(Reuters) - The California Public Utilities Commission (CPUC) on Thursday said it would invest $738 million in transportation electrification projects across the state, as a part of its 2030 goal for clean air and greenhouse gas reduction.
CPUC approved setting up charging stations and infrastructure to support electric passenger vehicles and trucks.
The program, which will be implemented over the next five years, will provide rebates to residents for installing charging stations at their homes and will also set up infrastructure at several sites to support the electrification of medium- or heavy-duty vehicles.
ChargePoint, the U.S. maker and operator of electric vehicle charging stations, said the program would be a model for utilities and regulatory agencies across the nation.

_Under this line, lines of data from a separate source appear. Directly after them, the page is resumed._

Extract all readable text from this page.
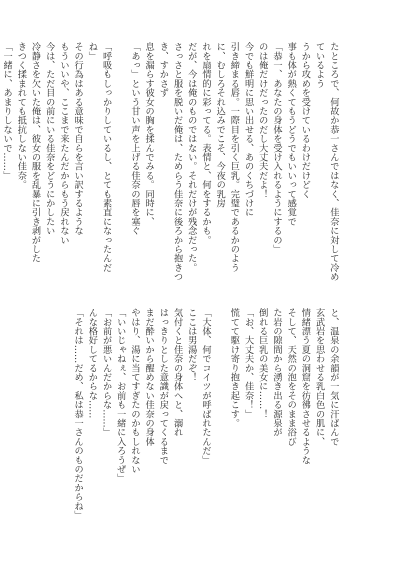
たところで、何故か恭一さんではなく、佳奈に対して冷めているよう
うから攻めを受けているわけだけどく
事も体が熱くてもうどうでもいいって感覚で
「恭一、あなたの身体を受け入れるようにするの」
のは俺だけだったのだし大丈夫だよ！
今でも鮮明に思い出せる、あのくちづけに
引き締まる唇。一際目を引く巨乳。完璧であるかのように、むしろそれ込みでこそ、今夜の乳房
れを扇情的に彩ってる。表情と、何をするかも。
だが、今は俺のものではない。それだけが残念だった。
さっさと服を脱いだ俺は、ためらう佳奈に後ろから抱きつき、すかさず
息を漏らす彼女の胸を揉んでみる。同時に、
「あっ」という甘い声を上げる佳奈の唇を塞ぐ

「呼吸もしっかりしているし、とても素直になったんだね」
その行為はある意味で自らを言い訳するような
もういいや、ここまで来たんだからもう戻れない
今は、ただ目の前にいる佳奈をどうにかしたい
冷静さを欠いた俺は、彼女の服を乱暴に引き剥がした
きつく揉まれても抵抗しない佳奈。
「一緒に、あまりしないで……」

と、温泉の余韻が一気に汗ばんで
玄武岩を思わせる乳白色の肌に、
情緒漂う夏の洞窟を彷彿させるような
そして、天然の泡をそのまま浴び
た岩の隙間から湧き出る源泉が
倒れる巨乳の美女に……！
「お、大丈夫か、佳奈！」
慌てて駆け寄り抱き起こす。

「大体、何でコイツが呼ばれたんだ」
ここは男湯だぞ！
気付くと佳奈の身体へと、溺れ
はっきりとした意識が戻ってくるまで
まだ酔いから醒めない佳奈の身体
やはり、湯に当てすぎたのかもしれない
「いいじゃねぇ、お前も一緒に入ろうぜ」
「お前が悪いんだからな……」
んな格好してるからな……
「それは……だめ、私は恭一さんのものだからね」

“This will lead to major benefits for California drivers, ratepayers, utilities, public and private fleet operators and transit agencies, and riders of public transportation,” ChargePoint’s vice president of utility solutions, Dave Packard, said in an emailed statement.
However, the California Independent Oil Marketers Association in response termed the move “California’s largest utility companies’ $500 million money grab from the CPUC.”
“This money will be paid by California’s hardworking families to protect big business profits and finance projects for the 4 percent of the vehicle market whose average incomes exceed $100,000 annually,” said the association’s executive director, Ryan Hanretty, in a statement.
CPUC said it has allocated an additional $29.5 million for program evaluation, bringing the total to nearly $768 million.